Русских простолюдинов они охотно принимают, зная их проворство и трудолюбие. Они их за дешевую цену нанимают, а высокой те от них просить не смеют. Но если кто из них порасторгуется, поразживется и начнет состоянием равняться с греками, то надобно видеть, как начнут все на него нападать, привязываться к нему, мешать ему по всём, и все усилия градоначальника едва могут его спасти. Этим крымским грекам или татаро-грекам (ибо они не только истории Греции, или же ученого эллинского языка, но и того, который ныне греками говорится, не знают, а говорят все только по-татарски), этим варварам сказал кто-то, что в древности был какой-то город Лакедемон, коего жители, спартанцы, пользовались совершенною свободою и имели у себя илотов, с которыми могли, как с собаками, обходиться. Их уверили, что они происходят от этих спартанцев, и что, по примеру предков, должны иметь своих илотов. И эта сволочь, эти люди, из коих нет ни одного, который бы мог попасть в купцы 3-й гильдии, между коими тот почитается богачом, кто до 30 тысяч рублей имеет в обороте и на них крохоборствует, каждый из них имеет по одной или по две семьи илотов Каждый год ездят они на ярмарки: Роменскую, Харьковскую и Коренную, и разводят балыки; купцы, которые у них покупают, получают от мотоватых помещиков, вместо должных денег, живых людей, и ими платят грекам за копченую рыбу. Разумеется, что купчие совершаются на чужое имя. О стыд имени русского! Сердце раздирается, когда услышишь вопли сих несчастных единоземцев, терзаемых самыми презренными из пришлецов[94]. Бывший градоначальник, Богдановский, не мог остаться равнодушным к неистовствам греков: пользуясь указом 1823 года, он полицейскою властью, без церемонии, начал отбирать людей у тех, кои не имели права ими владеть: многих избавил он таким образом от оков; но что же вышло?

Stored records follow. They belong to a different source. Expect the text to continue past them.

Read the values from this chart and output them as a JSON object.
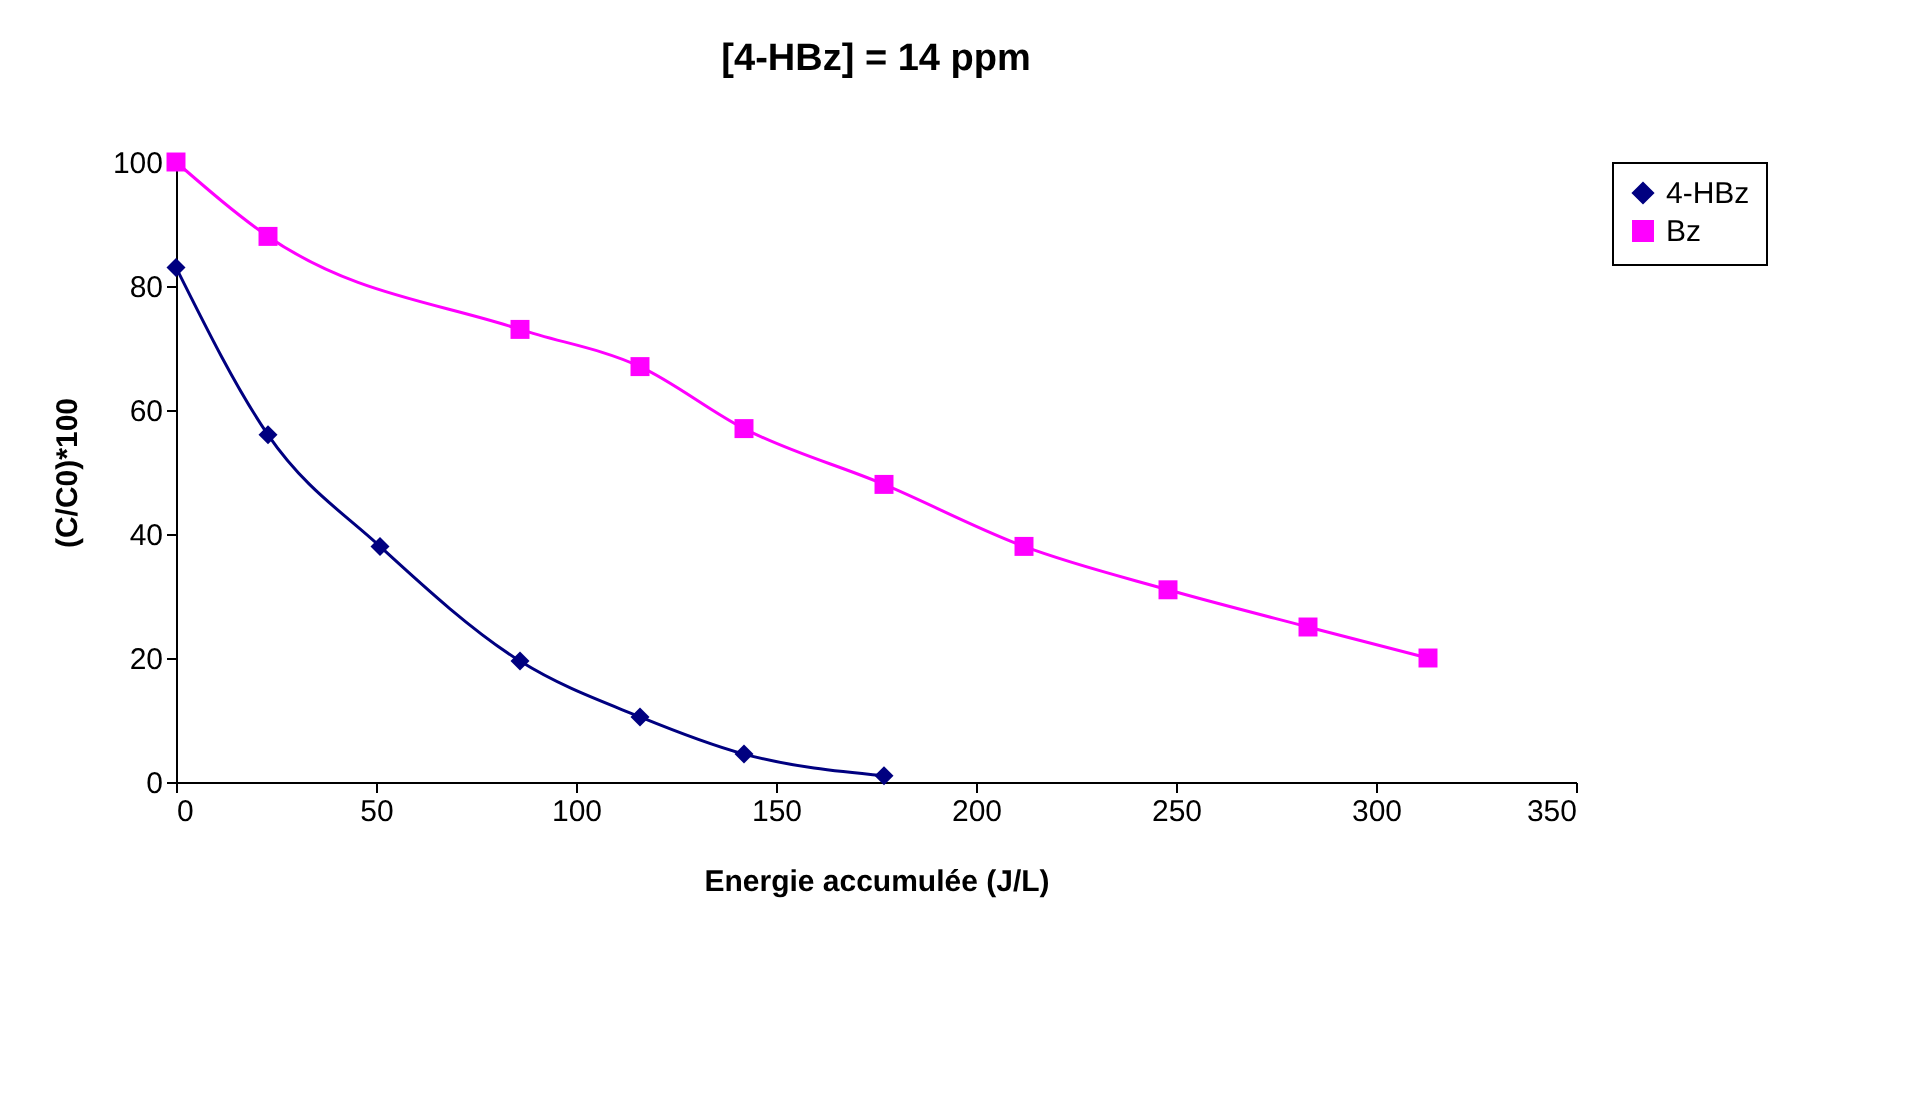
{
  "chart_data": {
    "type": "line",
    "title": "[4-HBz] = 14 ppm",
    "xlabel": "Energie accumulée (J/L)",
    "ylabel": "(C/C0)*100",
    "series": [
      {
        "name": "4-HBz",
        "color": "#000080",
        "marker": "diamond",
        "x": [
          0,
          23,
          51,
          86,
          116,
          142,
          177
        ],
        "values": [
          83,
          56,
          38,
          19.5,
          10.5,
          4.5,
          1
        ]
      },
      {
        "name": "Bz",
        "color": "#ff00ff",
        "marker": "square",
        "x": [
          0,
          23,
          86,
          116,
          142,
          177,
          212,
          248,
          283,
          313
        ],
        "values": [
          100,
          88,
          73,
          67,
          57,
          48,
          38,
          31,
          25,
          20
        ]
      }
    ],
    "xlim": [
      0,
      350
    ],
    "xticks": [
      0,
      50,
      100,
      150,
      200,
      250,
      300,
      350
    ],
    "ylim": [
      0,
      100
    ],
    "yticks": [
      0,
      20,
      40,
      60,
      80,
      100
    ],
    "grid": false,
    "legend": "right"
  }
}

Всё его возненавидело, и Скасси обрадовался случаю, начал подстрекать греков; они послали прошения в Сенат, оттуда потребовались объяснения, и начались дела. Чем они кончатся, неизвестно; а известно только то, что старый ветреник, Ланжерон, у сенаторов, а Скасси у обер-секретарей хлопочут за жителей de leur bonne ville de Kertsch.

Началом всех неприятностей и потом несчастий для феодосийского градоначальника Броневского было его сострадание. Две девки, измученные греком Качони, у которого они были крепостными, не видя никакого спасения, с отчаяния бросились в море; с тех пор Броневский начал принимать строгие меры к обузданию спартанцев. Всё соединилось против него, ябеды, доносы посыпались, самые невинные его деяния перетолковывались, всё, что ни предпринимал он полезного для города, назвалось притеснением, всякое оказанное им снисхождение названо слабостью, а малейшая строгость злоупотреблением власти. И он погиб! Лишение доброго имени и способностей для того, кто имел их, есть нравственная смерть, в сравнении с которой физическая ничто. Будучи в крайней нищете и не имея способов оставить место казни, он бродит, как тень среди убийц своих и учит осторожности градоначальников, которые могли бы быть увлечены опасным человеколюбием.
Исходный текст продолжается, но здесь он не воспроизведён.